Pharma’s appetite for early-stage products is transforming the landscape of biotechnology. The traditional model of seed funding followed by three rounds of venture capital and an initial public offering has broken.
“Now companies are being set up with a trade sale as the exit, says biotech entrepreneur Andy Richards. Unlike venture-backed counterparts, such companies do not need to build a profile with the investment community or the industry in general. “There’s an awful lot more venture activity going on in start up and early stage companies. But many deals are being done and not being announced, or the amount is not being announced,” Richards told delegates at the BioPartnering Europe conference held in London last week.
Goodbye pure products, hello platforms
In the past year there has been a switch of interest away from pure product companies and back to platform technologies that have the power to generate pipelines. “There are lots of technologies around and there is attractive value, but when setting up companies for trade sales it is the management team that is the most important ingredient and that is what investors are backing,” believes Richards.
While pharma might prefer later-stage products the competition is so intense that it is buying out earlier stage assets also. “This has changed the whole game,” said Richards.

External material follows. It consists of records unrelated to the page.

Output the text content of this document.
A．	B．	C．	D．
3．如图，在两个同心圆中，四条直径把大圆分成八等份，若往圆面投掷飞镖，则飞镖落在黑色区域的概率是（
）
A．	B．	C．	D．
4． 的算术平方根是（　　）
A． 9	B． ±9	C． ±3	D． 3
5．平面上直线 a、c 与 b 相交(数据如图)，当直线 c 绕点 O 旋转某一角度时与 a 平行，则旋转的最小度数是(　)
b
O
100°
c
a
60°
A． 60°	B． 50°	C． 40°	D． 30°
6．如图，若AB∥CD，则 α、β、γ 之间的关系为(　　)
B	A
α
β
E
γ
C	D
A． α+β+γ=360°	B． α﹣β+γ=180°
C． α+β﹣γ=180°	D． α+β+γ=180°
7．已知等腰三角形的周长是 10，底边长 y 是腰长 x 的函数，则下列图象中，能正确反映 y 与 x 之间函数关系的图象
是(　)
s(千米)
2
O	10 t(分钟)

Richards is a director of Vectura plc, Summit plc, Biowisdom, Theradeas, Pharmakodex, Cancer Research Technology (the commercialisation arm of Cancer Research UK) and Babraham Bioscience Technology, and was involved in Arakis, Geneservice, Cambridge Biotechnology Ltd, Amedis Pharmaceuticals, Sirus Pharmaceuticals and Daniolabs all of which were recently sold. He believes the industry has been slow in coming to terms with how to set up and run companies that are being groomed for sale. “If you want to do a trade sale you don’t want lots of partnering and licensing deals: an unencumbered portfolio is more attractive to an acquiring company.”
The slippery slope
This highlights the slippery slope to becoming a fashion victim in an industry driven by decade-long development cycles believes Sam Fazeli, managing director of Piper Jaffray Ltd. “You are wrong whatever you do because you are responding to today’s fashion. Three years ago you needed deals, now you don’t want to be encumbered.”
One positive effect of the focus on trade sales is that management teams no longer have to spend all their time fundraising, but can devote themselves to grooming the business.
At the same time share structures have flattened.
The UK now has a huge tail of very small companies, funded by business angels or publicly funded venture funds, which were set up with the ambition of floating on London’s Alternative Investment Market. In the past two years joining AIM has been a way of funding the next stage of corporate development, but has not represented an exit.
“It will be interesting to see if companies financed that way will find a path through the corporate funding continuum,” said Richards. He was referring in particular, to all the companies brought to AIM by the UK’s band of quoted technology commercialisation specialists such as Biofusion plc and IP Group plc.
These succeeded in getting onto AIM early in their lives, having attracted fairly small amounts of venture capital, and raised small sums on listing too. “I think we will see consolidation and M&A in the quoted commercialisation sector, said Richards. “If I were a public investor I would start getting very activist.”
Richards suggested that the credit crunch will be good for biotech. “It will result in people reassessing risk. They will go off debt and as biotech is not debt-laden, it will become more popular.”